Let me jump to what I think is the reason why this has happened:

The globalized market we live in imposes similar products with different distribution channels. Landing in airports I’m always amazed by the number of advertisements for smartphones that are copycats of the same old iPhone: ZTE, Oppo, Huawei, Samsung, Oneplus, Xiaomi, Gionee, LG, Lenovo, Sony; even Apple is copying itself. There’s no design in those products, they are the same exact PCB and software with the same tech specs and the same visual identity: just a different woman in the advertisement.


In several cases designing a product today is not design anymore, it’s just telling a story. A good copywriter is able to write a good fairytale (probably cheaper than developing a new tool). If you have a bad fairytale you just sell it at a cheaper price, it doesn’t affect the design.

This also happens despite the fact that there are niches of the market asking for other products (elders, kids), but nobody is crying about that because the design process is not central to production anymore. Again if everybody can design, if everybody can use Rhinoceros or Keyshot, let’s use them and build another product similar to everyone else.

We can easily see the death of Design in the effort of companies to get rid of fixed costs of royalties and design fees because nowadays products are made more by the distribution channels and the chain management rather than by a good idea. Good ideas are considered oddities, the market doesn’t want them. Users are not comfortable with the new and they still want a mechanical keyboard on a laptop instead of a screen that can change the behaviour according to what you are doing. By the way, Steve Jobs wouldn’t have allowed a laptop with a small touch bar on top of a keyboard, he would have killed the keyboard itself.

Ideas don’t sell, just a few survivors on Kickstarter or Indiegogo among a mass of failures: it’s called “crowd failing” and it’s a process of copying and copying which nothing has to do with the craftsmanship of taking inspiration from and responding to the world to make something better.

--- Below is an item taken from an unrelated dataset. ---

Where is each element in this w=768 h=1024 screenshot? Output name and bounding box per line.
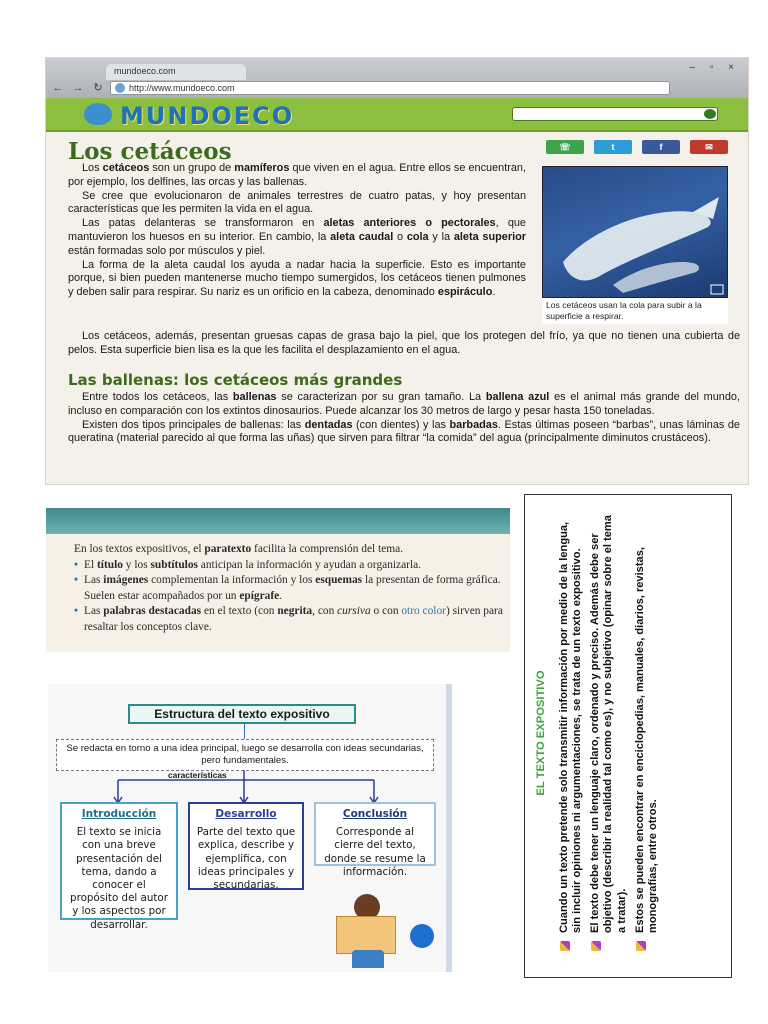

The paradox is that a small number of people can take advantage of this situation. If ‘Design is dead’, on the other hand very, very, I mean very ‘Good Design is still alive’. If normal ideas don’t sell, then “Fucking-good-ideas” can sell a lot!

The Global and unreachable success of Tesla is proof that if you call a good team (and yes, designers are needed as well) you can really change the world. And you change it so much that you are always riding a wave that your next competitor doesn’t even saw it was coming.


In a world of cars with huge vehicle lights made useless by LEDs, they revolutionised their design in favor of small ones; also in a market of cars with fancy useless frontal cooling grids they simply designed a plain nose which is going to settle a new design trend in the cars’ faces. Bravery and ‘Good Design’ taken to the best expression, Tesla is probably today one of the most game changer on the market, the idea of a fully electrical transportation with zero emissions that never crossed the mind of automotive corporations.

It’s true, nowadays ‘Good Design’ is a team work, and designers are not so central, but Design can still change the world if they let us do the job. ‘Good Design’ will be alive from the ashes of the bad one that surrounds us!